Namun, prioritas atas wawasan teoretis penting ini bukan milik d’Alembert. Pierre Costabel telah menunjukkan bahwa Roger Boscovich, dalam karyanya De Viribus Vivis (1745), telah menyajikan argumen serupa dua tahun setelah edisi pertama d’Alembert (Iltis, 1970). Boscovich, menggunakan kategori skolastik kuno dan metode matematika baru, membahas representasi grafis dari tekanan yang diterapkan melalui waktu (yang terkait dengan momentum, ∫pdt ≈ mv) dan gaya yang diterapkan melalui jarak (yang terkait dengan vis viva, ∫Fds ≈ mv²). Ia menyamakan vis activa (tekanan sesaat) dengan vis mortua dan menjelaskan bagaimana tekanan ini menghasilkan kecepatan melalui aplikasi kontinu, dianalogikan seperti garis yang menghasilkan permukaan melalui gerak. Meskipun analisisnya mengandung elemen untuk membedakan m v (bergantung waktu) dan mv² (bergantung ruang), dan menggabungkan aspek yang sebelumnya dianalisis oleh Bernoulli dan Louville, Boscovich sendiri tidak menganggap vis viva setara dengan momentum. Dalam De Viribus Vivis dan kemudian dalam Philosophiae Naturalis Theoria (1758), ia berargumen bahwa tidak ada vis viva di alam; momentum-lah ukuran gaya yang sebenarnya, sedangkan vis viva hanya valid sebagai metode kalkulasi. Ia bahkan menyimpulkan bahwa pertanyaan vis viva adalah persoalan bahasa yang sepenuhnya tidak berguna (Laudan, 1968).
D’Alembert sendiri, mirip dengan Boscovich, lebih menyukai momentum daripada vis viva. Oleh karena itu, klaim bahwa d’Alembert mengakhiri kontroversi vis viva secara teoretis, praktis, atau historis menjadi sangat lemah. Ia bukan yang pertama menyebutnya pertikaian kata-kata. Ia bukan yang pertama mengontraskan momentum (gaya melalui waktu) dan vis viva (gaya melalui ruang). Ia pun tidak menganjurkan penggunaan simultan momentum dan vis viva untuk menyelesaikan masalah tumbukan (Iltis, 1970). Pembahasannya tentang penggunaan vis viva dalam masalah pegas tertekan atau benda jatuh tidak lengkap. Ia juga tidak menangani isu filosofis dan teologis penting terkait kekekalan vis viva yang mendasari argumen beberapa peserta kontroversi (Firmansyah, 2024). Yang terpenting, argumen pembeda waktu-ruang yang selama ini dikutip sebagai penyelesaian kontroversi baru ia sajikan pada tahun 1758, bukan 1743.

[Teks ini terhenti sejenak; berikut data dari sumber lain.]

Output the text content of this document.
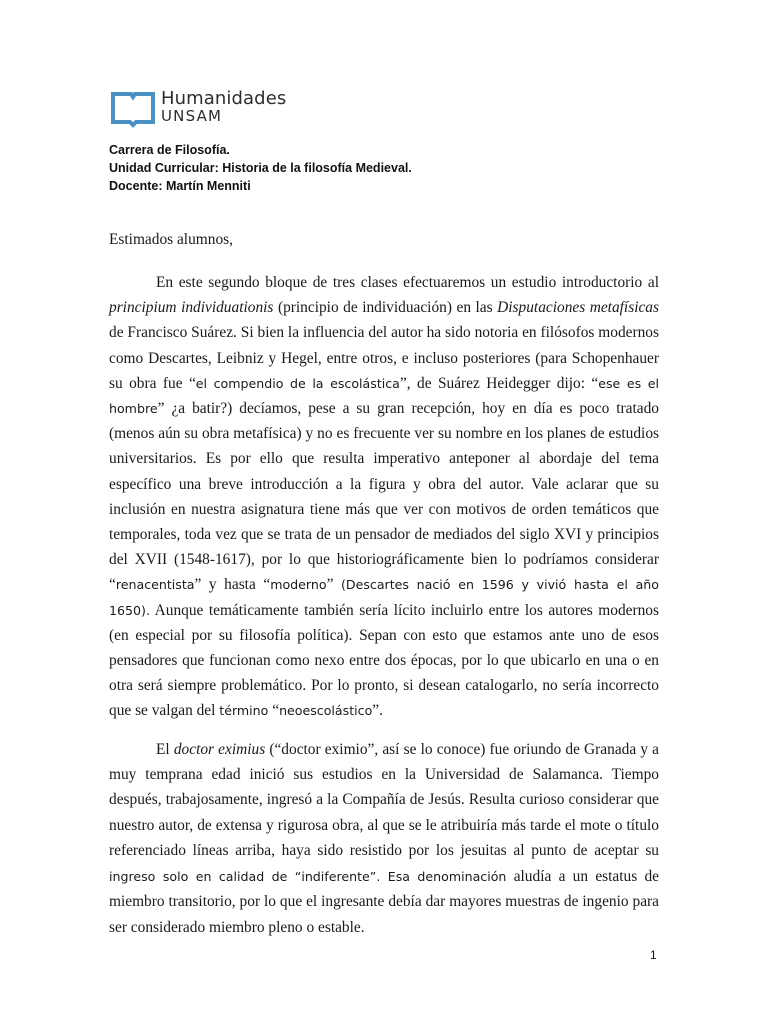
Humanidades
UNSAM
Carrera de Filosofía.
Unidad Curricular: Historia de la filosofía Medieval.
Docente: Martín Menniti

Estimados alumnos,

En este segundo bloque de tres clases efectuaremos un estudio introductorio al principium individuationis (principio de individuación) en las Disputaciones metafísicas de Francisco Suárez. Si bien la influencia del autor ha sido notoria en filósofos modernos como Descartes, Leibniz y Hegel, entre otros, e incluso posteriores (para Schopenhauer su obra fue “el compendio de la escolástica”, de Suárez Heidegger dijo: “ese es el hombre” ¿a batir?) decíamos, pese a su gran recepción, hoy en día es poco tratado (menos aún su obra metafísica) y no es frecuente ver su nombre en los planes de estudios universitarios. Es por ello que resulta imperativo anteponer al abordaje del tema específico una breve introducción a la figura y obra del autor. Vale aclarar que su inclusión en nuestra asignatura tiene más que ver con motivos de orden temáticos que temporales, toda vez que se trata de un pensador de mediados del siglo XVI y principios del XVII (1548-1617), por lo que historiográficamente bien lo podríamos considerar “renacentista” y hasta “moderno” (Descartes nació en 1596 y vivió hasta el año 1650). Aunque temáticamente también sería lícito incluirlo entre los autores modernos (en especial por su filosofía política). Sepan con esto que estamos ante uno de esos pensadores que funcionan como nexo entre dos épocas, por lo que ubicarlo en una o en otra será siempre problemático. Por lo pronto, si desean catalogarlo, no sería incorrecto que se valgan del término “neoescolástico”.

El doctor eximius (“doctor eximio”, así se lo conoce) fue oriundo de Granada y a muy temprana edad inició sus estudios en la Universidad de Salamanca. Tiempo después, trabajosamente, ingresó a la Compañía de Jesús. Resulta curioso considerar que nuestro autor, de extensa y rigurosa obra, al que se le atribuiría más tarde el mote o título referenciado líneas arriba, haya sido resistido por los jesuitas al punto de aceptar su ingreso solo en calidad de “indiferente”. Esa denominación aludía a un estatus de miembro transitorio, por lo que el ingresante debía dar mayores muestras de ingenio para ser considerado miembro pleno o estable.

1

Penerimaan bersama kedua prinsip (kekekalan momentum dan kekekalan energi kinetik/vis viva) dalam menyelesaikan masalah mekanika, khususnya tumbukan elastis, membutuhkan waktu lebih lama. Sebagian besar buku teks abad ke-18 dan awal ke-19 tentang tumbukan masih mengandalkan kombinasi kekekalan momentum dan kekekalan kecepatan relatif (model Wallis dan Wren). Penggunaan simultan kedua prinsip baru mulai dianjurkan dalam buku teks setidaknya pada tahun 1860-an, mungkin menunggu pemahaman dan pengembangan hubungan energi yang lebih penuh pada tahun 1840-an. Jadi, tahun 1743 tidak memiliki signifikansi sebagai titik akhir kontroversi vis viva (Supelli, 2024b). Kontribusi d’Alembert pada edisi 1758, meski memperjelas perbedaan konseptual, terlambat datangnya dan didahului oleh Boscovich, sementara preferensi pribadinya terhadap momentum serta ketidaklengkapan analisisnya terhadap implikasi vis viva membuat perannya dalam “mengakhiri” perdebatan sepanjang abad ini menjadi minim.
Penutup
Secara keseluruhan, analisis terhadap perkembangan argumen d’Alembert dalam dua edisi Traité de Dynamique serta perbandingannya dengan karya-karya sezaman, khususnya Roger Boscovich, mengungkap narasi yang lebih kompleks daripada klaim tradisional mengenai penyelesaian kontroversi vis viva pada tahun 1743. Penelitian ini menunjukkan bahwa edisi pertama tahun 1743 tidak membawa wawasan teoretis baru yang menentukan; pembedaan antara vis mortua dan vis viva serta penyebutannya sebagai ‘pertikaian kata-kata’ telah diungkapkan sebelumnya oleh tokoh seperti ‘sGravesande. Bahkan, edisi ini mengandung kekeliruan konseptual dengan menyamakan ukuran vis mortua (mdv) dengan momentum (mv). Klarifikasi substantif baru muncul dalam edisi 1758, di mana d’Alembert memperkenalkan tiga makna gaya dan secara eksplisit membedakan momentum sebagai ukuran gaya yang bekerja melalui waktu (m v) dan vis viva sebagai ukuran gaya yang bekerja melalui ruang (mv²). Namun, prioritas atas pembedaan krusial ini bukanlah milik d’Alembert. Roger Boscovich, dalam De Viribus Vivis (1745), telah lebih dahulu menyajikan analisis grafis yang membedakan representasi gaya melalui waktu (terkait momentum, ∫pdt) dan melalui jarak (terkait vis viva, ∫Fds), meskipun ia sendiri menolak kesetaraan ontologis vis viva dengan momentum.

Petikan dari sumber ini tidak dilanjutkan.